Professor Jizhong identified regulatory mechanisms of microbial diversity of forest soils

SOE, Tsinghua July 9th, 2016 On July 5th 2016, Professor Jizhong Zhou from School of Environment, Tsinghua University published a research article entitled "Temperature mediates continental-scale diversity of microbes in forest soils” in the journal Nature Communications, in which he discovered the important role of temperature in shaping microbial diversity in forest soils. Professor Zhou served as the first and corresponding author, Professor Ye Deng from Research Center for Eco-Environmental Sciences, Chinese Academy of Sciences, served as the co-corresponding author of the paper.

Forest soil samples collected at different spatial scales

Global warming has caused substantial impacts on plant and animal biodiversity, but the impact on microbial diversity remained elusive. Based on Arrhenius equation, the metabolic ecology theory predicts that warming may accelerate the metabolism and differentiation of species, leading to an exponential positive relationship between temperature and biodiversity. The theory has been validated by studies in plant and animals, but the applicability to microorganisms is unclear.

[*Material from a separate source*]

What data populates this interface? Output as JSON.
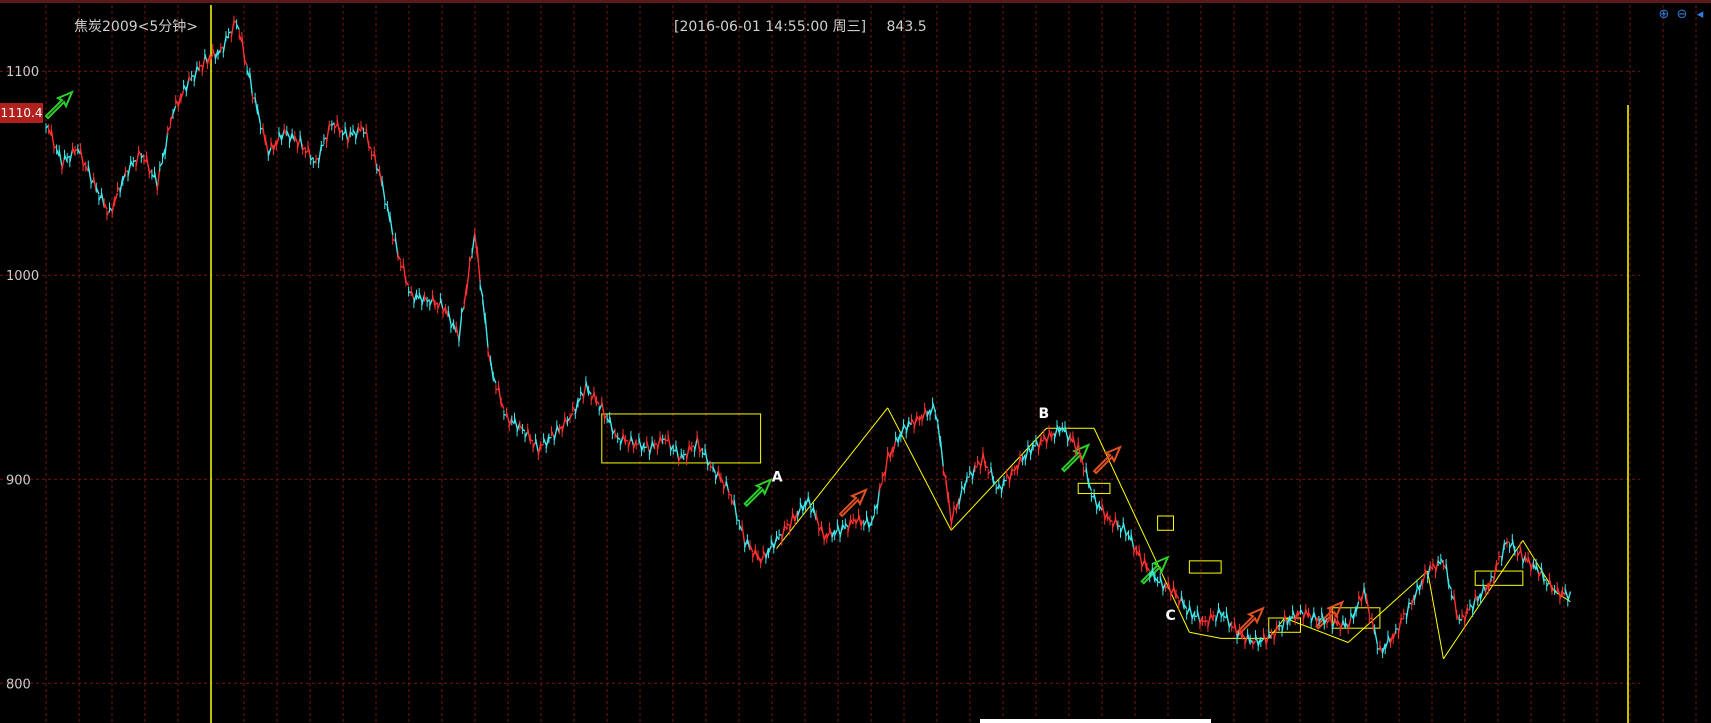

In collaboration with Dr. James H. Brown, a member of National Academy of Sciences of USA who established the metabolic ecology theory, Zhou and Deng adopted high-throughput sequencing technologies to examined a wide range of forest soil samples in the North American continent. They found that bacteria, fungi, and other nitrogen-fixing bacteria populations obeyed the metabolic ecology theory. The most important shaping factor at the continental scale is temperature, instead of generally believed soil pH. Nonetheless, the influence of temperature is weaker for microorganisms compared with plants and soil is high in heterogeneity, thus it was challenges in identifying the importance of temperature in previous studies. This finding demonstrates that the metabolic ecology theory is applicable for environmental microbiology, which provides fundamental insights in understanding and predicting how ecosystems respond to climate changes.